La crise du Covid-19 et la période de confinement ont révélé la fracture numérique et la fragilité de nombreux publics face à l’instrument informatique (ce qu’on appelle illectronisme). Un rapport du Sénat publié le 17 septembre dernier a mis en évidence les insuffisances de la France dans le domaine : 14 millions de Français ne maîtrisent pas le numérique (parmi eux 2,5 M. de personnes illettrées), 1 sur 2 n’est pas à l’aise avec l’outil et éprouve de grosses difficultés dans la réalisation des actes administratifs en ligne. De plus, de nombreux lycéens et étudiants (les pourtant baptisés ’’génération millenial’’) manquent de compétences et d’agilité numériques.

La crise a révélé les problèmes matériels et d’équipement des familles, les connexions hasardeuses, le manque de compétences ou même d’appétence. Et contrairement aux idées reçues, un grand nombre de jeunes sont en difficulté numérique dans les débuts de leur vie professionnelle.
De même les divergences entre les enseignants sont importantes, entre ceux qui maîtrisent totalement les outils et réussissent le basculement vers la digitalisation de la classe et ceux qui ont dû s’y confronter, au pied du mur. Selon une enquête de l’association Syn-lab, les 2/3 des enseignants ont exprimé un besoin d’accompagnement et de formation.

Le rapport du Sénat préconise donc pour l’Education nationale, le recensement et l’évaluation des compétences et des difficultés numériques des élèves et des enseignants (du primaire à l’université) dans chaque académie, l’introduction dans la formation initiale et continue de la maîtrise des outils numériques pédagogiques, la publication de l’état des lieux des compétences des élèves et enseignants sur la base d’évaluation par l’Education nationale. Le Sénat rappelle que le plan Borloo préconisait un budget de 600 M. € par an pour combattre l’illectronisme, instaurer des moyens de formation, créer des personnels référents et médiateurs. Dans les faits le budget 2020 n’y consacre que 30 M., et le plan de relance prévoit 250 M.€ pour 2021-2022. Comme trop souvent avec Macron, on est très loin du compte.

Le ministre Blanquer se contente d’expériences limitées et a présenté le 21 septembre le programme « Territoires numériques éducatifs » qui prévoit d’équiper 2700 classes de l’Aisne et du Val d’Oise de ’’kits robotiques’’ (il y a environ 187 000 classes du primaire élémentaire en France...) et 15 000 classes de primaire, collèges et lycées de ’’kits d’enseignement hybride’’ qui permettraient de transformer la salle de classe en ’’espace de travail distant’’. Mais une fois de plus, il s’agit de saupoudrage, pour une ébauche de politique du numérique et un budget dérisoire de 27 millions d’euros, alors que le ministre a mis fin prématurément au plan Hollande d’équipement des collèges et de formation (307 M.€ dépensés sur 1 Md prévus).
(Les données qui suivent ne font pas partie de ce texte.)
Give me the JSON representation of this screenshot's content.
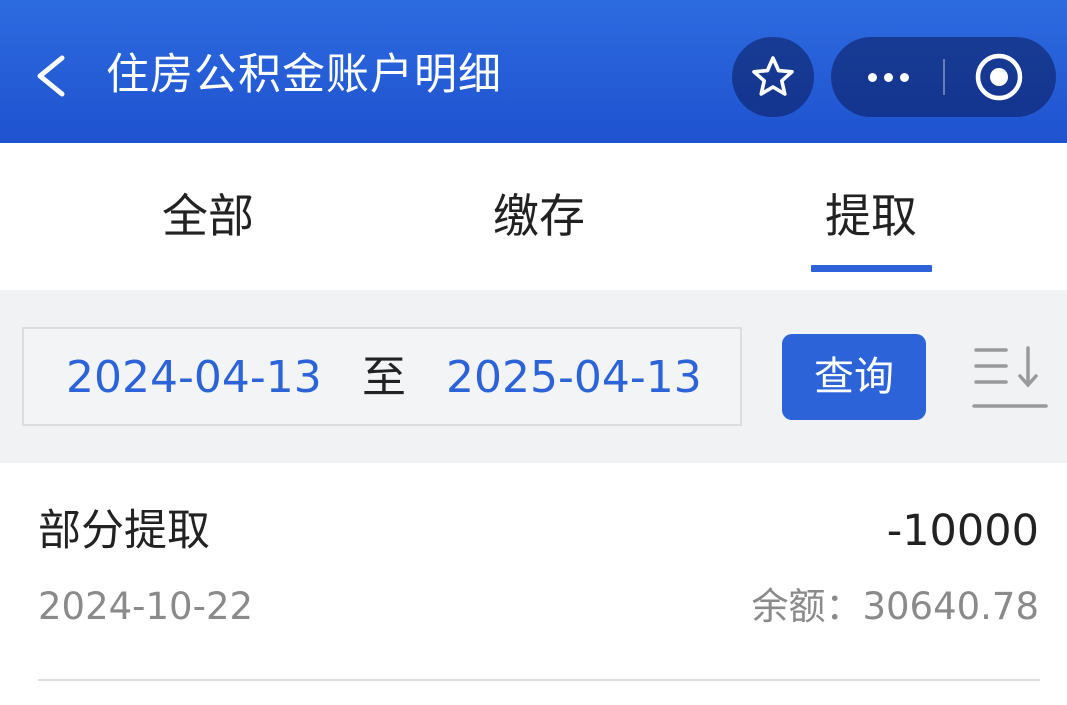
{
  "header": {
    "title": "住房公积金账户明细",
    "back_icon": "chevron-left-icon",
    "favorite_icon": "star-outline-icon",
    "more_icon": "more-dots-icon",
    "close_icon": "target-circle-icon",
    "bg_color": "#1f52cf"
  },
  "tabs": [
    {
      "label": "全部",
      "active": false
    },
    {
      "label": "缴存",
      "active": false
    },
    {
      "label": "提取",
      "active": true
    }
  ],
  "filter": {
    "start_date": "2024-04-13",
    "separator": "至",
    "end_date": "2025-04-13",
    "query_label": "查询",
    "sort_icon": "sort-descending-icon"
  },
  "records": [
    {
      "type": "部分提取",
      "amount": "-10000",
      "date": "2024-10-22",
      "balance": "余额：30640.78"
    }
  ],
  "colors": {
    "accent": "#2c63d8",
    "text_primary": "#222222",
    "text_secondary": "#8a8a8a",
    "filter_bg": "#f1f2f4"
  }
}
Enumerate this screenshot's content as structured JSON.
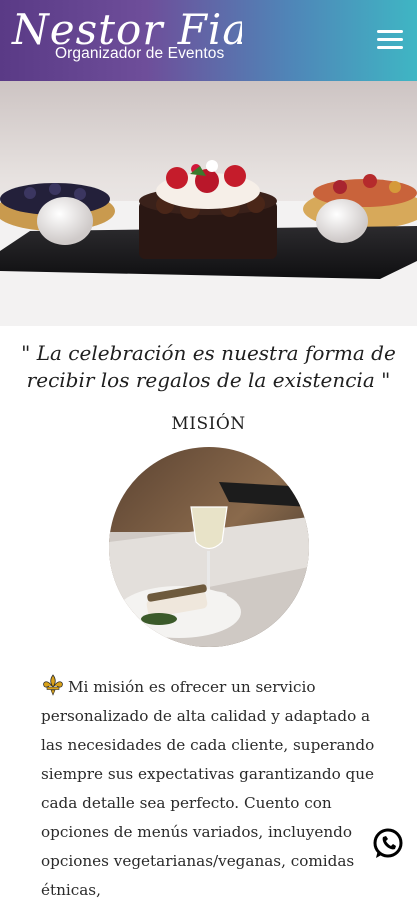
{
  "header": {
    "logo_script": "Nestor Fiant",
    "logo_subtitle": "Organizador de Eventos",
    "menu_icon": "hamburger-menu-icon"
  },
  "hero": {
    "image": "dessert-cake-photo"
  },
  "quote": "\" La celebración es nuestra forma de recibir los regalos de la existencia \"",
  "mission": {
    "title": "MISIÓN",
    "image": "wine-glass-dinner-photo",
    "icon": "fleur-de-lis-icon",
    "text": "Mi misión es ofrecer un servicio personalizado de alta calidad y adaptado a las necesidades de cada cliente, superando siempre sus expectativas garantizando que cada detalle sea perfecto. Cuento con opciones de menús variados, incluyendo opciones vegetarianas/veganas, comidas étnicas,"
  },
  "floating": {
    "whatsapp_icon": "whatsapp-icon"
  },
  "colors": {
    "header_start": "#5a3a86",
    "header_end": "#3fb6c4",
    "fleur": "#d9a21a"
  }
}
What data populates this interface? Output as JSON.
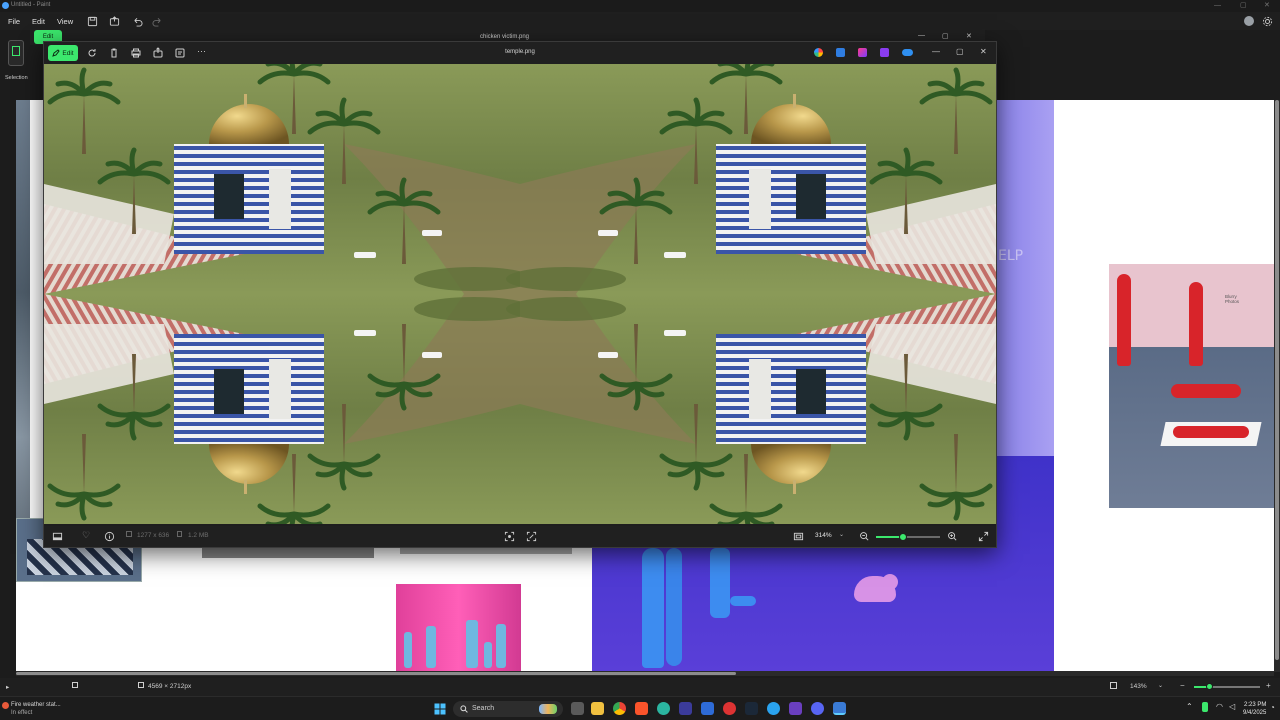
{
  "paint": {
    "window_title": "Untitled - Paint",
    "menu": [
      "File",
      "Edit",
      "View"
    ],
    "selection_label": "Selection",
    "status": {
      "canvas_size": "4569 × 2712px",
      "zoom": "143%"
    },
    "canvas_text_help": "ELP",
    "canvas_text_note": "Blurry\nPhotos"
  },
  "photos_back": {
    "title": "chicken victim.png",
    "edit_label": "Edit"
  },
  "photos": {
    "title": "temple.png",
    "edit_label": "Edit",
    "footer": {
      "dimensions": "1277 x 636",
      "file_size": "1.2 MB",
      "zoom": "314%",
      "zoom_fraction": 0.42
    }
  },
  "taskbar": {
    "weather_title": "Fire weather stat...",
    "weather_sub": "In effect",
    "search_placeholder": "Search",
    "time": "2:23 PM",
    "date": "9/4/2025"
  },
  "colors": {
    "accent_green": "#3ce86d",
    "purple_panel": "#5b4fe0",
    "pink_panel": "#e0409a"
  }
}
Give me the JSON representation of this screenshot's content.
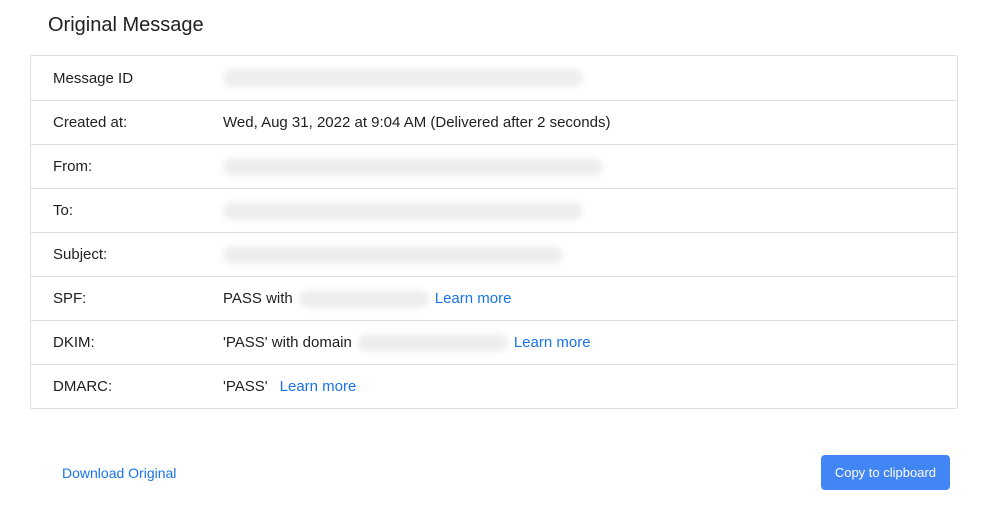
{
  "heading": "Original Message",
  "rows": {
    "message_id": {
      "label": "Message ID"
    },
    "created_at": {
      "label": "Created at:",
      "value": "Wed, Aug 31, 2022 at 9:04 AM (Delivered after 2 seconds)"
    },
    "from": {
      "label": "From:"
    },
    "to": {
      "label": "To:"
    },
    "subject": {
      "label": "Subject:"
    },
    "spf": {
      "label": "SPF:",
      "prefix": "PASS with",
      "learn_more": "Learn more"
    },
    "dkim": {
      "label": "DKIM:",
      "prefix": "'PASS' with domain",
      "learn_more": "Learn more"
    },
    "dmarc": {
      "label": "DMARC:",
      "prefix": "'PASS'",
      "learn_more": "Learn more"
    }
  },
  "footer": {
    "download": "Download Original",
    "copy": "Copy to clipboard"
  }
}
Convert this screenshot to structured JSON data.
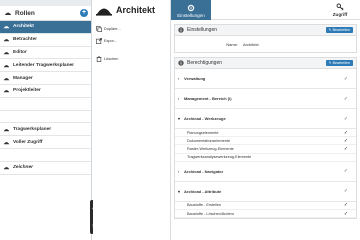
{
  "sidebar": {
    "title": "Rollen",
    "add_label": "+",
    "items": [
      {
        "label": "Architekt",
        "active": true
      },
      {
        "label": "Betrachter"
      },
      {
        "label": "Editor"
      },
      {
        "label": "Leitender Tragwerksplaner"
      },
      {
        "label": "Manager"
      },
      {
        "label": "Projektleiter"
      },
      {
        "label": ""
      },
      {
        "label": ""
      },
      {
        "label": "Tragwerksplaner"
      },
      {
        "label": "Voller Zugriff"
      },
      {
        "label": ""
      },
      {
        "label": "Zeichner",
        "italic": true
      }
    ]
  },
  "middle": {
    "title": "Architekt",
    "actions": [
      {
        "label": "Duplizie..."
      },
      {
        "label": "Expor..."
      },
      {
        "label": ""
      },
      {
        "label": "Löschen"
      }
    ]
  },
  "right": {
    "tab_settings": "Einstellungen",
    "tab_access": "Zugriff",
    "settings_section": {
      "title": "Einstellungen",
      "edit_label": "Bearbeiten",
      "name_label": "Name:",
      "name_value": "Architekt"
    },
    "permissions_section": {
      "title": "Berechtigungen",
      "edit_label": "Bearbeiten",
      "rows": [
        {
          "type": "group",
          "label": "Verwaltung",
          "chevron": "›",
          "check": "✓"
        },
        {
          "type": "group",
          "label": "Management - Bereich (i)",
          "chevron": "›",
          "check": "✓"
        },
        {
          "type": "group",
          "label": "Archicad - Werkzeuge",
          "chevron": "▾",
          "check": "✓"
        },
        {
          "type": "sub",
          "label": "Planungselemente",
          "check": "✓"
        },
        {
          "type": "sub",
          "label": "Dokumentationselemente",
          "check": "✓"
        },
        {
          "type": "sub",
          "label": "Raster-Werkzeug-Elemente",
          "check": "✓"
        },
        {
          "type": "sub",
          "label": "Tragwerksanalysewerkzeug-Elemente",
          "check": ""
        },
        {
          "type": "group",
          "label": "Archicad - Navigator",
          "chevron": "›",
          "check": "✓"
        },
        {
          "type": "group",
          "label": "Archicad - Attribute",
          "chevron": "▾",
          "check": "✓"
        },
        {
          "type": "sub",
          "label": "Baustoffe - Erstellen",
          "check": "✓"
        },
        {
          "type": "sub",
          "label": "Baustoffe - Löschen/Ändern",
          "check": "✓"
        }
      ]
    }
  },
  "colors": {
    "accent": "#3a6f96",
    "button": "#2d7bb6"
  }
}
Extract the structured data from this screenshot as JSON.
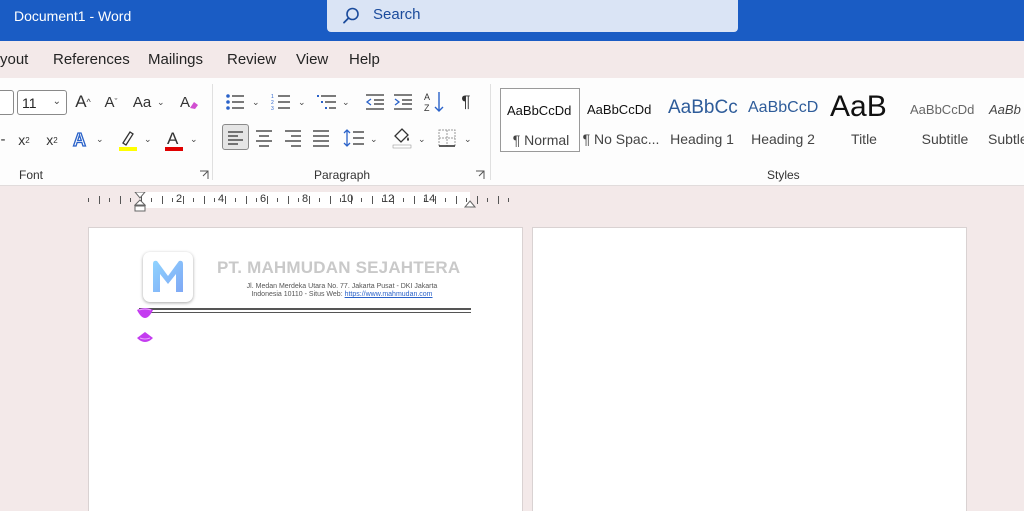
{
  "window": {
    "title": "Document1  -  Word"
  },
  "search": {
    "label": "Search"
  },
  "menu": {
    "tabs": [
      "yout",
      "References",
      "Mailings",
      "Review",
      "View",
      "Help"
    ]
  },
  "ribbon": {
    "font": {
      "group_label": "Font",
      "size_value": "11",
      "change_case_label": "Aa"
    },
    "paragraph": {
      "group_label": "Paragraph"
    },
    "styles": {
      "group_label": "Styles",
      "items": [
        {
          "preview": "AaBbCcDd",
          "name": "¶ Normal"
        },
        {
          "preview": "AaBbCcDd",
          "name": "¶ No Spac..."
        },
        {
          "preview": "AaBbCc",
          "name": "Heading 1"
        },
        {
          "preview": "AaBbCcD",
          "name": "Heading 2"
        },
        {
          "preview": "AaB",
          "name": "Title"
        },
        {
          "preview": "AaBbCcDd",
          "name": "Subtitle"
        },
        {
          "preview": "AaBb",
          "name": "Subtle"
        }
      ]
    },
    "colors": {
      "highlight": "#ffff00",
      "font_color": "#e00000",
      "accent": "#1a5cc4"
    }
  },
  "ruler": {
    "numbers": [
      "2",
      "4",
      "6",
      "8",
      "10",
      "12",
      "14"
    ]
  },
  "document": {
    "company_name": "PT. MAHMUDAN SEJAHTERA",
    "address_line1": "Jl. Medan Merdeka Utara No. 77. Jakarta Pusat - DKI Jakarta",
    "address_line2_prefix": "Indonesia 10110 - Situs Web: ",
    "website": "https://www.mahmudan.com"
  }
}
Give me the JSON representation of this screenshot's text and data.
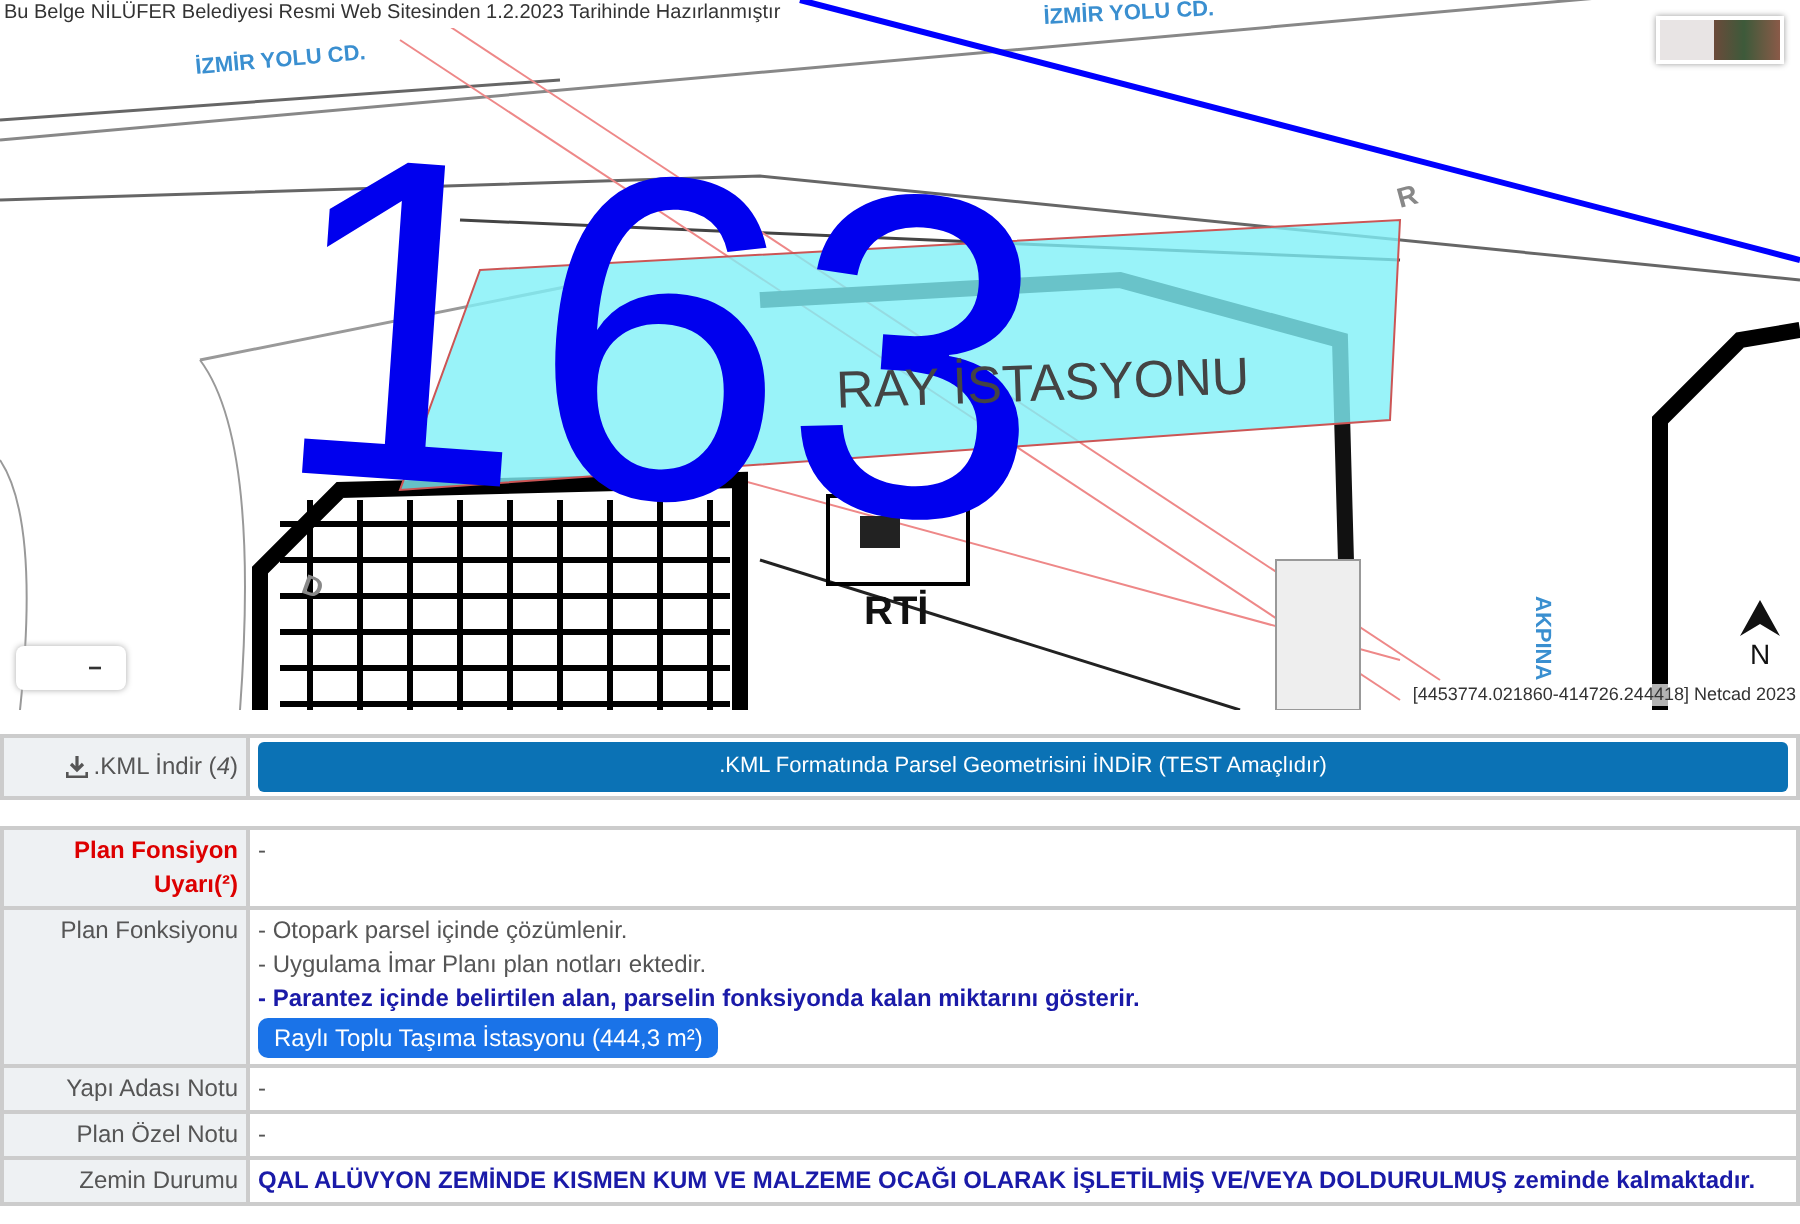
{
  "map": {
    "notice": "Bu Belge NİLÜFER Belediyesi Resmi Web Sitesinden 1.2.2023 Tarihinde Hazırlanmıştır",
    "street_labels": [
      {
        "text": "İZMİR YOLU CD.",
        "kind": "left"
      },
      {
        "text": "İZMİR YOLU CD.",
        "kind": "top"
      },
      {
        "text": "AKPINA",
        "kind": "vertical"
      }
    ],
    "street_letters": [
      "R",
      "D"
    ],
    "parcel_number": "163",
    "station_label": "RAY İSTASYONU",
    "symbol_label": "RTİ",
    "zoom_out": "−",
    "north": "N",
    "coordinates": "[4453774.021860-414726.244418] Netcad 2023"
  },
  "kml": {
    "label": ".KML İndir (*4*)",
    "button": ".KML Formatında Parsel Geometrisini İNDİR (TEST Amaçlıdır)"
  },
  "rows": [
    {
      "label": "Plan Fonsiyon Uyarı(²)",
      "warning": true,
      "lines": [
        {
          "text": "-",
          "kind": "plain"
        }
      ]
    },
    {
      "label": "Plan Fonksiyonu",
      "warning": false,
      "lines": [
        {
          "text": "- Otopark parsel içinde çözümlenir.",
          "kind": "plain"
        },
        {
          "text": "- Uygulama İmar Planı plan notları ektedir.",
          "kind": "plain"
        },
        {
          "text": "- Parantez içinde belirtilen alan, parselin fonksiyonda kalan miktarını gösterir.",
          "kind": "emphasis"
        },
        {
          "text": "Raylı Toplu Taşıma İstasyonu (444,3 m²)",
          "kind": "button"
        }
      ]
    },
    {
      "label": "Yapı Adası Notu",
      "warning": false,
      "lines": [
        {
          "text": "-",
          "kind": "plain"
        }
      ]
    },
    {
      "label": "Plan Özel Notu",
      "warning": false,
      "lines": [
        {
          "text": "-",
          "kind": "plain"
        }
      ]
    },
    {
      "label": "Zemin Durumu",
      "warning": false,
      "lines": [
        {
          "text": "QAL ALÜVYON ZEMİNDE KISMEN KUM VE MALZEME OCAĞI OLARAK İŞLETİLMİŞ VE/VEYA DOLDURULMUŞ zeminde kalmaktadır.",
          "kind": "emphasis"
        }
      ]
    }
  ]
}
Les erreurs de fond de cette politique, perçues par nombre d’observateurs, sont nombreuses : 

– l’absence de diagnostic sérieux sur les besoins de l’Ecole dans le domaine et d’enseignement tiré de la période de confinement.
– le financement et le pilotage des plans ’’numériques’’ se font en dehors de l’Education nationale, à l’initiative du PIA (Programme d’investissements d’avenir) qui dépend du 1er Ministre. Ils ont une grande chance d’être déconnectés des besoins réels.
– les territoires et collectivités locales sont constamment convoqués, mais instrumentalisés sans rôle décisionnaire. 
– on plaque des plans du haut vers le bas et des injonctions béates sur un terrain pas préparé, sans formation, ni équipements, ni infrastructures solides et surtout sans respect de la liberté pédagogique des enseignant.e.s. Ceux-ci, celles-ci sont constamment mis sur la touche et ignoré.e.s, voire stigmatisé.e.s comme rétrogrades.

Les enseignant.e.s – et le SNES-FSU qui les représente – ne sont pas opposé.e.s au numérique à l’école, à condition qu’ils et elles maîtrisent son application et qu’au delà des gadgets démagogiques, cela puisse réellement participer au progrès de l’enseignement et à la lutte contre les inégalités scolaires. Que le numérique ne soit pas prétexte à évincer la présence de l’enseignant, casser le groupe classe et à ouvrir l’Ecole aux intérêts privés.